Blair Childs is senior vice president, public affairs, for the Charlotte-based Premier Inc., a healthcare alliance that serves the strategic needs of over 2,000 hospitals. Based in Premier’s Washington, D.C. office, Childs helps lead Premier’s advocacy efforts on Capitol Hill, while also gathering intelligence to share with member hospital executives. He has been following every element of the current healthcare reform legislative process very closely, including reimbursement reform proposals that could have very major implications for hospitals’ revenues and for the hospital and health system CIOs who will have to help facilitate a new era of outcomes reporting in healthcare. Childs spoke this week with Senior Contributing Editor Mark Hagland about where things stand.
HAGLAND: Where are things overall right now with healthcare reform?
CHILDS: The main thing that’s happened is that the process has been slowed down from when we had talked earlier in the summer, but the dynamics remain the same, with the question of how you achieve broader coverage without enlarging the deficit driving all the policy and political issues. There are two questions involved: first, how do you expand health insurance coverage in a way that will work for people who don’t have it now, but also in a way that doesn’t become unaffordable? There are all sorts of aspects to that. And the other element is, how do you do this without increasing the budget deficit?
HAGLAND: Some hospital associations are concerned that some of what they had discussed with the White House might be at risk?

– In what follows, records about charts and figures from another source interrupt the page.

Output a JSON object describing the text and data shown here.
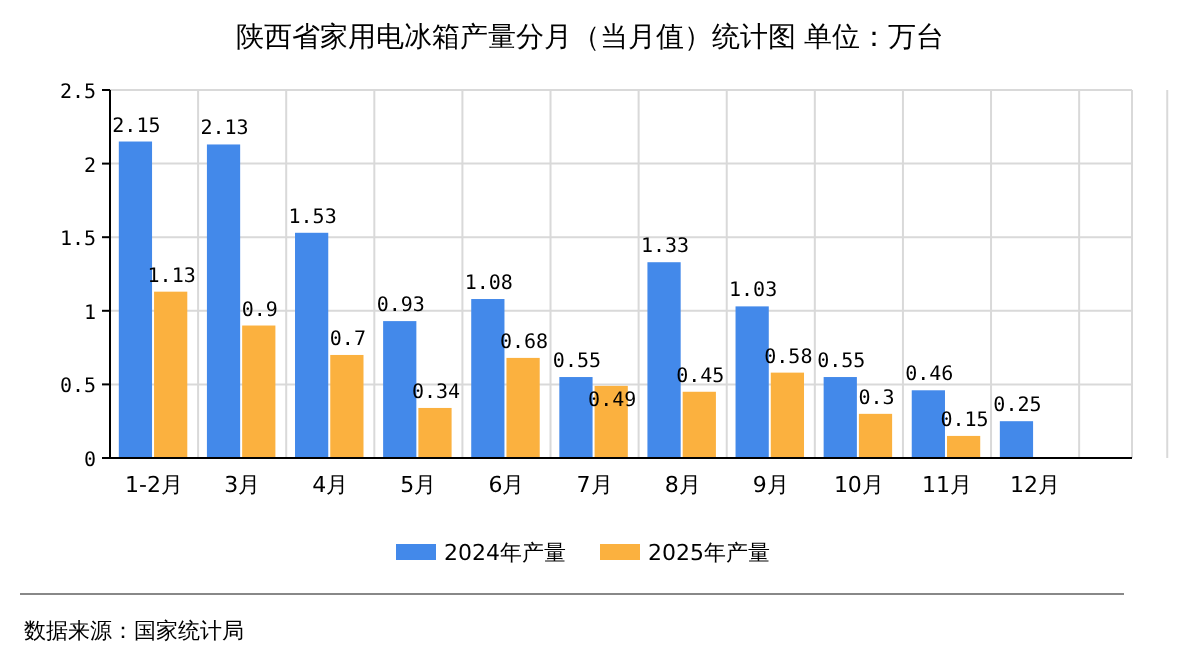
{
  "chart_data": {
    "type": "bar",
    "title": "陕西省家用电冰箱产量分月（当月值）统计图 单位：万台",
    "categories": [
      "1-2月",
      "3月",
      "4月",
      "5月",
      "6月",
      "7月",
      "8月",
      "9月",
      "10月",
      "11月",
      "12月"
    ],
    "series": [
      {
        "name": "2024年产量",
        "color": "#4389ea",
        "values": [
          2.15,
          2.13,
          1.53,
          0.93,
          1.08,
          0.55,
          1.33,
          1.03,
          0.55,
          0.46,
          0.25
        ]
      },
      {
        "name": "2025年产量",
        "color": "#fbb13f",
        "values": [
          1.13,
          0.9,
          0.7,
          0.34,
          0.68,
          0.49,
          0.45,
          0.58,
          0.3,
          0.15,
          null
        ]
      }
    ],
    "ylim": [
      0,
      2.5
    ],
    "yticks": [
      0,
      0.5,
      1,
      1.5,
      2,
      2.5
    ],
    "grid": true,
    "legend": "bottom",
    "data_labels": true,
    "annotations": [
      "数据来源：国家统计局"
    ]
  }
}
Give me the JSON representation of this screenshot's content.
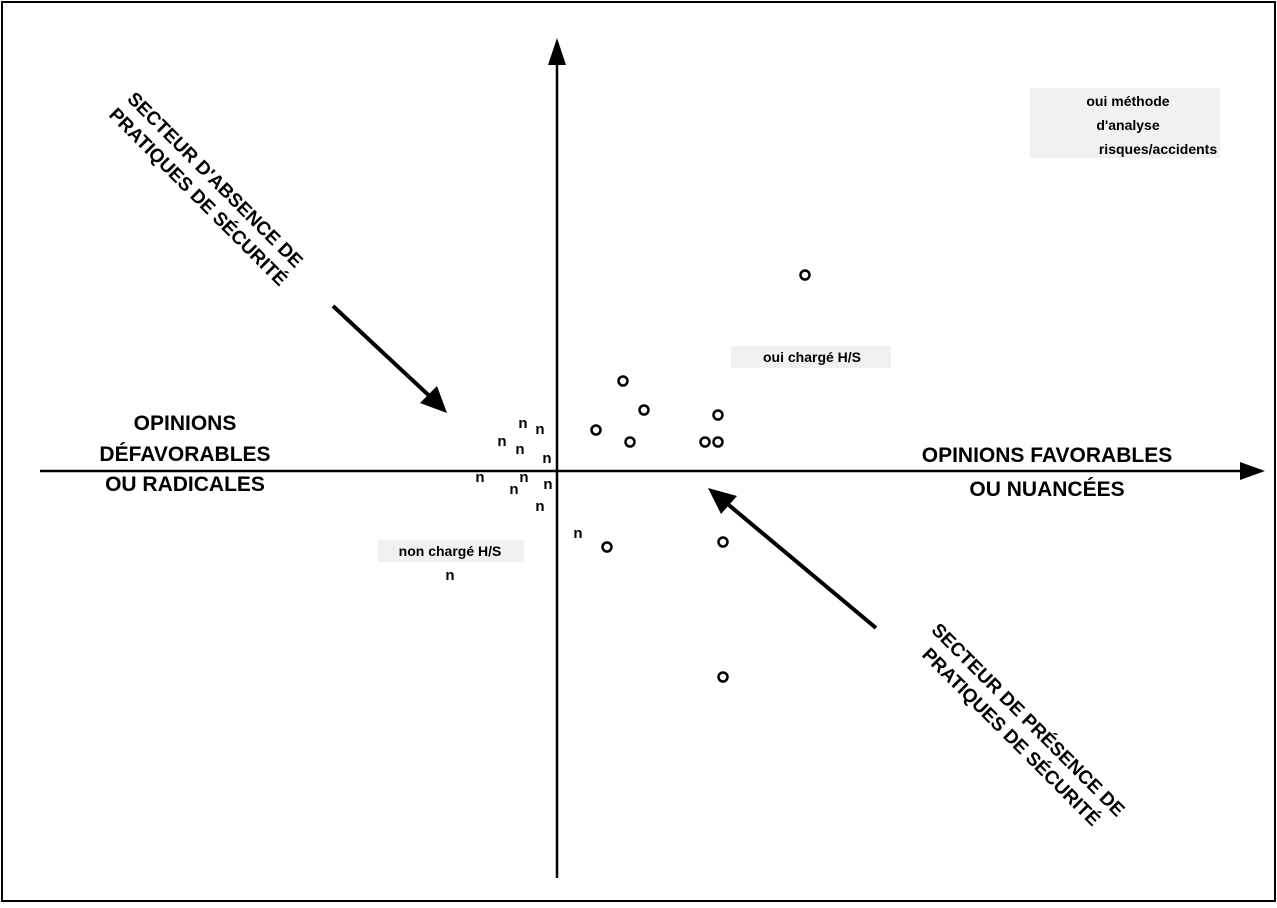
{
  "axis_labels": {
    "left_line1": "OPINIONS",
    "left_line2": "DÉFAVORABLES",
    "left_line3": "OU RADICALES",
    "right_line1": "OPINIONS FAVORABLES",
    "right_line2": "OU NUANCÉES"
  },
  "sectors": {
    "absence_line1": "SECTEUR D'ABSENCE DE",
    "absence_line2": "PRATIQUES DE SÉCURITÉ",
    "presence_line1": "SECTEUR DE PRÉSENCE DE",
    "presence_line2": "PRATIQUES DE SÉCURITÉ"
  },
  "modalities": {
    "oui_methode_line1": "oui méthode",
    "oui_methode_line2": "d'analyse",
    "oui_methode_line3": "risques/accidents",
    "oui_charge": "oui chargé H/S",
    "non_charge": "non chargé H/S"
  },
  "markers": {
    "n_symbol": "n",
    "o_count": 12,
    "n_count": 13
  },
  "colors": {
    "ink": "#000000",
    "label_halo": "#e6e6e6",
    "background": "#ffffff"
  }
}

CHILDS: Yes. The deal worked out between the Obama administration and the hospital community was that we would achieve 90 percent coverage under healthcare reform, and to get to that, hospitals were prepared to contribute $155 billion over ten years, and that was extraordinary. It’s a calculation made by hospitals, and I think the American Hospital Association did an impressive job in looking at this carefully and thoroughly; they said, if you expand coverage, you’ll have less uncompensated care, and because you’ll have less of that, that will cover a lot of the cost that hospitals are currently having to swallow in terms of uncompensated or poorly compensated care. The monies would come from reduced Medicare DSH (disproportionate share) and other payments, some related to productivity issues.
HAGLAND: How do you see the timeframe for the progress of healthcare reform legislation at this point?
CHILDS: I still believe it’s going to happen by the end of this year; it certainly won’t be delayed beyond the first quarter of next year.
HAGLAND: Let’s talk about some of the reimbursement reform proposals included in the major House and Senate plans.
CHILDS: Yes, there are several important areas. The Senate Finance Committee’s bill includes a value-based purchasing provision. What’s more, the so-called “Blue Dog” [conservative and moderate] Democrats in the House of Representatives, in their negotiations this summer with the House Democratic leadership, were able to exact some concessions from the leadership before allowing a bill to get out of the House Energy and Commerce Committee. And one of the concessions was value-based purchasing. In the end, I believe that value-based purchasing under Medicare will be in the final legislation coming out of Congress, because there’s broad support for the idea.
The House’s legislation is very aggressive — it penalizes the hospitals in the top quartile nationwide with regard to preventable readmissions; it starts at 1 percent and ratchets it up to 5 percent of their payments, for preventable readmissions, and that process starts in 2012. And the issue of what is preventable is extraordinarily difficult to identify. In fact, the biggest determinant of readmission is socioeconomic status. This is a community problem, and we think there is so much that hospitals can’t control.
HAGLAND: So Premier doesn’t support that element?
CHILDS: We think the best way to handle readmissions is to include that element in value-based purchasing, so that it isn’t isolating 25 percent of the hospital population. And we think the approach in terms of value-based purchasing would be a positive way to handle it and would help hospitals to continually improve. Because that’s the challenge, how do you continually improve? Because it takes a significant investment, and hospitals aren’t paid for that investment right now.
HAGLAND: And in the Senate version of this?
CHILDS: Yes, in the Senate bill, there’s again this penalty for the top 25 percent of hospitals with hospital-acquired conditions, including infections and other things. It would penalize them by 1 percent.
HAGLAND: How would this be levied? By episode of care?
CHILDS: No, it would be determined based on a regular (perhaps annual) review of their outcomes.
HAGLAND: Clearly, CIOs’ ability to help their organizations very regularly analyze their clinical outcomes data will be critical in this regard going forward, right?
HAGLAND: What other reimbursement reforms are being proposed?
CHILDS: There are a few other major types as well. Value-based purchasing overall is being proposed, as I had mentioned. And another proposal is for bundling payments for hospitals, physicians, and post-acute care providers. In caring for patients with particular conditions, a group involving a hospital or hospitals, and physicians, and post-acute care providers would receive bundled payments for the care of those patients. This is actually different from another proposal, for accountable care organizations (ACOs), which involves caring for a defined population across an entire community. The concepts are similar but different. In both cases, you’ll have pilot projects initiated under the legislation.